When I tilt all the way up, the motor stays up and will not go down. This was not a big problem, because I would turn the manual release screw a half turn which would bring the motor down then I would close the manual release screw. At that point I could trim & tilt as normal. Well yesterday morning I tilted my motor too high and it got stuck. I attempted to turn the manual release screw and the screw slot broke in half. Now I'm screwed with a motor in the up position and a broken screw head. The motor is a 1996 Evinrude 150 Ocean Pro. Suggestions and snide remarks welcomed. I need some laughter at this point.


----------



## Johnms

I don't know how to fix this but I can say that if you were an Alabama fan you could prop up the motor with one of those national championship trophies, then drill out the screw. Again I really have no idea.


----------



## Deeplines

Don't understand what you mean by screw slot broke in half. Can you take a pix and post it?

That screw should be easy to replace. Maybe use an easy out?


----------



## lastcast

Take an old sharp short punch and tap it offset to unscrew it, then replace the screw. Sounds like your saying your down side of tilt isn't working but the down of trim is, is that correct?


----------



## TheCaptKen

He can't tap it being its down in a hole and can't reach it. He will need to remove the trim assembly to remove the release screw and replace it. You have a shuttle valve sticking and not releasing.


----------



## SoCal619

TheCaptKen said:


> He can't tap it being its down in a hole and can't reach it. He will need to remove the trim assembly to remove the release screw and replace it. You have a shuttle valve sticking and not releasing.


+1. I had the same exact issue about 7 months ago. I had valves sticking and I couldn't bring the motor down from full tilt when I broke the air release screw. I had to disassemble the tilt/trim, replace the seals and replace the broken screw. Well I didn't actually do it, I had Shane Livingston from this forum hook it all up for me at a fair price. If you think it might be too much, give him a buzz, he's a knowledgable dude. 

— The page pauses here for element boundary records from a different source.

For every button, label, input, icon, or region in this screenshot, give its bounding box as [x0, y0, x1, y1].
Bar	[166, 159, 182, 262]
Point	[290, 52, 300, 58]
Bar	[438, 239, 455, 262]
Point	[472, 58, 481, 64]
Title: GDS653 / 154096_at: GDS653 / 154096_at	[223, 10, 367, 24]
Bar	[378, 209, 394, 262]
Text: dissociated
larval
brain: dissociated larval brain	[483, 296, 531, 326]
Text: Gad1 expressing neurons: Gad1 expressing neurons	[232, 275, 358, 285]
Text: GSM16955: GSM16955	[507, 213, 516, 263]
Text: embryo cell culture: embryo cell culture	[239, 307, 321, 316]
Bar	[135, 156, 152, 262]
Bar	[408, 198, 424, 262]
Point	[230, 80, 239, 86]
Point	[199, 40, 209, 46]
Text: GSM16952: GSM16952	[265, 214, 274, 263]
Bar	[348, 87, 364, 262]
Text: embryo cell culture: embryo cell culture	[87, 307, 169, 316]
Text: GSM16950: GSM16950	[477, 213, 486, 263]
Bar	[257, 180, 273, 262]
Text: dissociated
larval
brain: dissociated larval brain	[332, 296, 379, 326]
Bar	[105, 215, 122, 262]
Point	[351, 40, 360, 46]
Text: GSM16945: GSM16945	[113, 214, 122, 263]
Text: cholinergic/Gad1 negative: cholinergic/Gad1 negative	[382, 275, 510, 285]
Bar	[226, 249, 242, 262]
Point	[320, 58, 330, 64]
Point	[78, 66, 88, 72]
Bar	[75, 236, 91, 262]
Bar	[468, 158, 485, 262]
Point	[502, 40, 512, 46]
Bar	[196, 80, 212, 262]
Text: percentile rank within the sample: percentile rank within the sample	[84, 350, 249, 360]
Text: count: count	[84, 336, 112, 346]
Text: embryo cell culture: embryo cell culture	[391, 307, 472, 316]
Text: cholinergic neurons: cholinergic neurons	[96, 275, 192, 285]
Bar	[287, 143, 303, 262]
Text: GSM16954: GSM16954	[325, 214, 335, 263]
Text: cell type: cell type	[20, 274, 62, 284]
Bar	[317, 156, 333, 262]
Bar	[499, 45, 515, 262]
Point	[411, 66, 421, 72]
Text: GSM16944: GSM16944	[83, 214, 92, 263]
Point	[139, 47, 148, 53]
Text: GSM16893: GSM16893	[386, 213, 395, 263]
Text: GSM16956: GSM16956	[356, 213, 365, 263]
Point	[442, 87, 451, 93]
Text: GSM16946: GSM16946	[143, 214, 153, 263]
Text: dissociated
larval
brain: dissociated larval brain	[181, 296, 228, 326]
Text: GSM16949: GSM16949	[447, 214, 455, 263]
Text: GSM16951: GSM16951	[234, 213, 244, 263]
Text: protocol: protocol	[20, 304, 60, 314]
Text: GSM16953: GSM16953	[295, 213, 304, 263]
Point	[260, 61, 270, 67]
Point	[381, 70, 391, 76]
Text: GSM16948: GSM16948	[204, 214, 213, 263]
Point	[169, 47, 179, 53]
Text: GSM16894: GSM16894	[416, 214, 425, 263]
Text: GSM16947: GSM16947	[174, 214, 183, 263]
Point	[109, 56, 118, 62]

BTW: we used an EZ-out for the stripped screw cuz it seemed like a plastic composite material and not aluminum or steel.


----------



## FishinFool

CaptKen & Socal I think you nailed it. Socal, where did you find a replacement screw after you drilled the original out? 

Thank you,

Jim


----------



## metal11

If you are careful you can drill and easy out that screw. Then replace it. Remove the snap ring first. Does your motor run when you are trying to lower it?


----------



## FishinFool

Yes, it runs when I'm trying to lower it.


----------



## Deeplines

It may just be me but screw doesn't look busted. Looks like a bigger head on the screwdriver is needed then replace the screw.

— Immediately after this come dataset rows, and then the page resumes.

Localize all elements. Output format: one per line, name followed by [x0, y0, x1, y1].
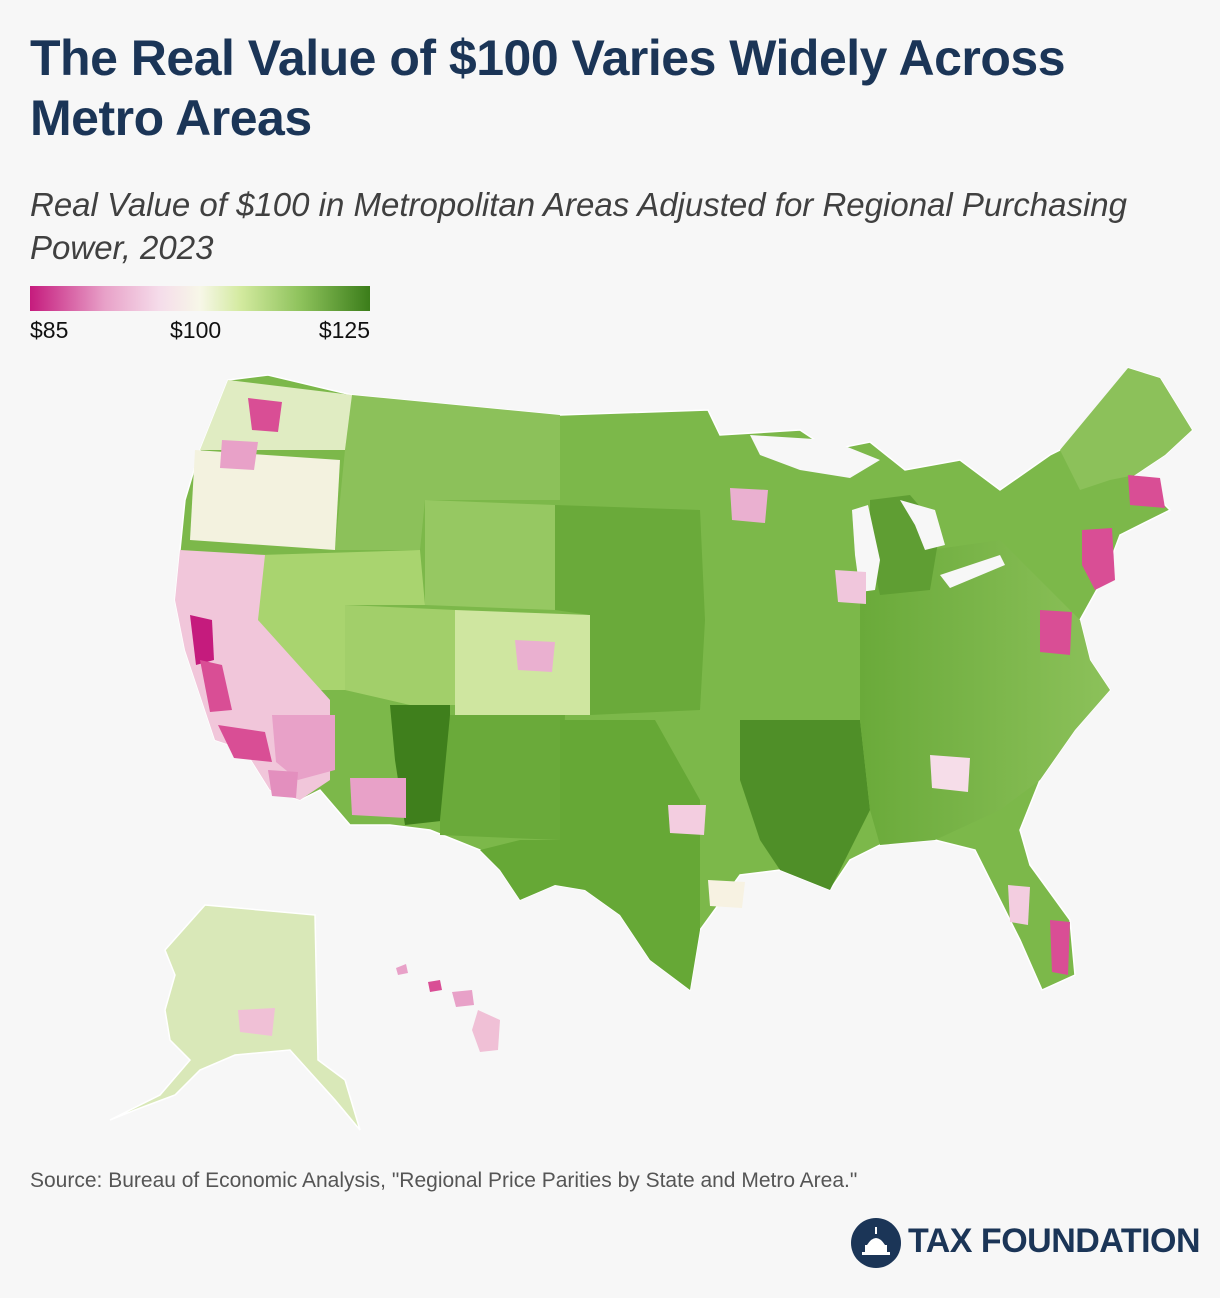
legend-max-label: $125 [318, 317, 370, 343]
lake-erie [940, 555, 1005, 588]
legend-mid-label: $100 [170, 317, 222, 343]
metro-seattle [248, 398, 282, 432]
region-mountain-west [258, 550, 425, 690]
metro-minneapolis [730, 488, 768, 523]
metro-tampa [1008, 885, 1030, 925]
region-plains [555, 505, 705, 715]
region-wyoming [425, 500, 555, 610]
lake-superior [750, 435, 880, 478]
hawaii-maui [452, 990, 474, 1007]
legend-gradient-bar [30, 286, 370, 311]
metro-denver [515, 640, 555, 672]
hawaii-big-island [472, 1010, 500, 1052]
metro-new-york [1082, 528, 1115, 590]
chart-title: The Real Value of $100 Varies Widely Acr… [30, 30, 1066, 146]
metro-boston [1128, 475, 1165, 508]
hawaii-oahu [428, 980, 442, 992]
region-new-england [1060, 368, 1192, 490]
legend-min-label: $85 [30, 317, 69, 343]
region-montana [335, 395, 560, 550]
metro-san-diego [268, 770, 298, 798]
hawaii-kauai [396, 964, 408, 975]
metro-los-angeles [218, 725, 272, 762]
alaska-shape [109, 904, 361, 1131]
us-metro-map [109, 367, 1193, 1131]
metro-portland [220, 440, 258, 470]
region-deep-south [740, 720, 870, 890]
metro-chicago [835, 570, 866, 604]
metro-sf-bay [190, 615, 214, 665]
region-texas [480, 720, 700, 990]
region-utah [345, 605, 455, 705]
capitol-dome-icon [851, 1218, 901, 1268]
chart-subtitle: Real Value of $100 in Metropolitan Areas… [30, 186, 1127, 266]
region-new-mexico [440, 715, 565, 840]
metro-atlanta [930, 755, 970, 792]
metro-dallas [668, 805, 706, 835]
metro-san-jose [200, 660, 232, 712]
source-note: Source: Bureau of Economic Analysis, "Re… [30, 1169, 858, 1192]
metro-miami [1050, 920, 1070, 975]
metro-houston [708, 880, 745, 908]
lake-huron [900, 500, 945, 550]
metro-washington-dc [1040, 610, 1072, 655]
tax-foundation-logo: TAX FOUNDATION [850, 1215, 1201, 1271]
region-oregon [190, 450, 340, 550]
lake-michigan [852, 505, 880, 592]
metro-phoenix [350, 778, 406, 818]
metro-inland-empire [272, 715, 335, 780]
color-legend: $85 $100 $125 [30, 286, 370, 346]
brand-name: TAX FOUNDATION [908, 1222, 1201, 1260]
metro-anchorage [238, 1008, 275, 1036]
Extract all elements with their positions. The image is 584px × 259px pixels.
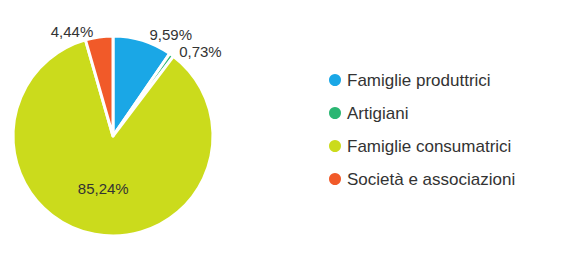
svg-text:Società e associazioni: Società e associazioni xyxy=(347,170,515,189)
svg-text:9,59%: 9,59% xyxy=(149,26,192,43)
svg-text:85,24%: 85,24% xyxy=(78,180,129,197)
svg-text:Famiglie consumatrici: Famiglie consumatrici xyxy=(347,137,511,156)
svg-text:Famiglie produttrici: Famiglie produttrici xyxy=(347,71,491,90)
svg-text:0,73%: 0,73% xyxy=(179,43,222,60)
svg-text:4,44%: 4,44% xyxy=(51,23,94,40)
svg-text:Artigiani: Artigiani xyxy=(347,104,408,123)
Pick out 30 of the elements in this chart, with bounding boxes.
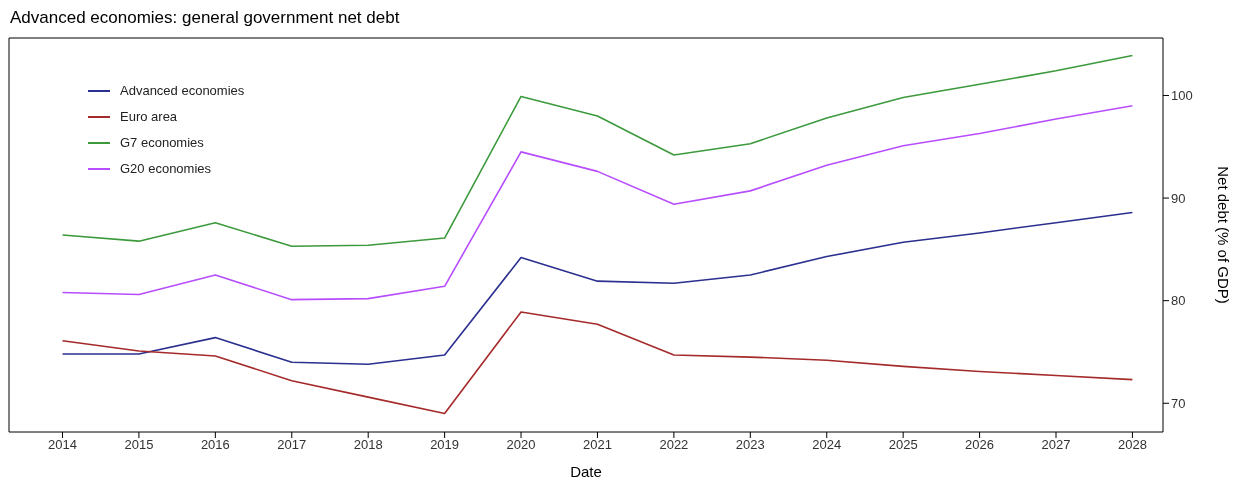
y-axis-title: Net debt (% of GDP): [1214, 166, 1232, 304]
y-tick-label: 90: [1171, 190, 1186, 206]
x-tick-label: 2014: [48, 437, 77, 453]
legend-label: Euro area: [120, 108, 178, 126]
x-tick-label: 2023: [735, 437, 765, 453]
x-tick-label: 2021: [583, 437, 612, 453]
x-tick-label: 2015: [124, 437, 154, 453]
x-tick-label: 2016: [200, 437, 230, 453]
x-axis-title: Date: [570, 463, 602, 480]
x-tick-label: 2018: [353, 437, 383, 453]
line-series: [61, 104, 1134, 301]
x-tick-label: 2026: [965, 437, 995, 453]
x-tick-label: 2022: [659, 437, 689, 453]
line-series: [61, 54, 1134, 248]
legend-label: G7 economies: [120, 134, 204, 152]
y-tick-label: 80: [1171, 293, 1186, 309]
line-series: [61, 311, 1134, 415]
line-series: [61, 211, 1134, 366]
y-tick-label: 100: [1171, 88, 1193, 104]
x-tick-label: 2020: [506, 437, 536, 453]
x-tick-label: 2017: [277, 437, 307, 453]
x-tick-label: 2024: [812, 437, 842, 453]
chart-title: Advanced economies: general government net debt: [10, 8, 401, 29]
legend-label: G20 economies: [120, 160, 212, 178]
x-tick-label: 2025: [888, 437, 918, 453]
x-tick-label: 2027: [1041, 437, 1071, 453]
x-tick-label: 2019: [430, 437, 460, 453]
y-tick-label: 70: [1171, 395, 1186, 411]
x-tick-label: 2028: [1117, 437, 1147, 453]
legend-label: Advanced economies: [120, 82, 245, 100]
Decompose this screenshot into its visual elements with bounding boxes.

As for the snide remarks, use the had you whack off with. That wrist is normally stronger then the other. Put a little more toruque on the thang!!!


----------



## jasoncooperpcola

Dont drill it out. Dismount the motor, and remove either the tilt trim or the starboard bracket. Then you can get a socket on it. You need to remove the c clip then the valve screws out. I went thru almost the same deal when my o ring blew in my manual release valve. Or you can try to drill the access hole bigger.

Edit, after looking at the pics again. Either yours is rounded off or it did not have a hex head. Try a bigger screwdriver or a chainsaw scrench. lLooks like you have a bigger access hole than my Johnson.


----------



## FishinFool

Wirelessly posted

The screw head was a single slot head that the top half broke off when I tried to open it up.


----------



## marmidor

IF and I say if only because the pic looks like there might be a just enough left of the head to get a bite on, pick up some heavy grit valve lapping compound and put a little on a good screw driver. That may give you just enough to break it loose. First I would soak it down with a good penetrating oil like PB BLASTER or something along those lines . good luck!


----------



## SoCal619

That looks identical to how my screw was, and the bigger flathead I got, it just deteriorated more. The fact that you had to use it multiple times to let the motor down means its leaking fluid and can't maintain the vacuum. I'm telling you, after dismounting the assembly, EZ-outing the screw, and replacing that and the seals, I haven't had a problem since. I got the part number for the screw off boats.net. Get the part number and call around, they usually use the same screw for a number of years and I bet someone locally has it.


----------



## lastcast

Try a manual impact driver.


----------



## Fishing flip

i got the same motor and mine did the same thing it would not lower anyone know how to fix


----------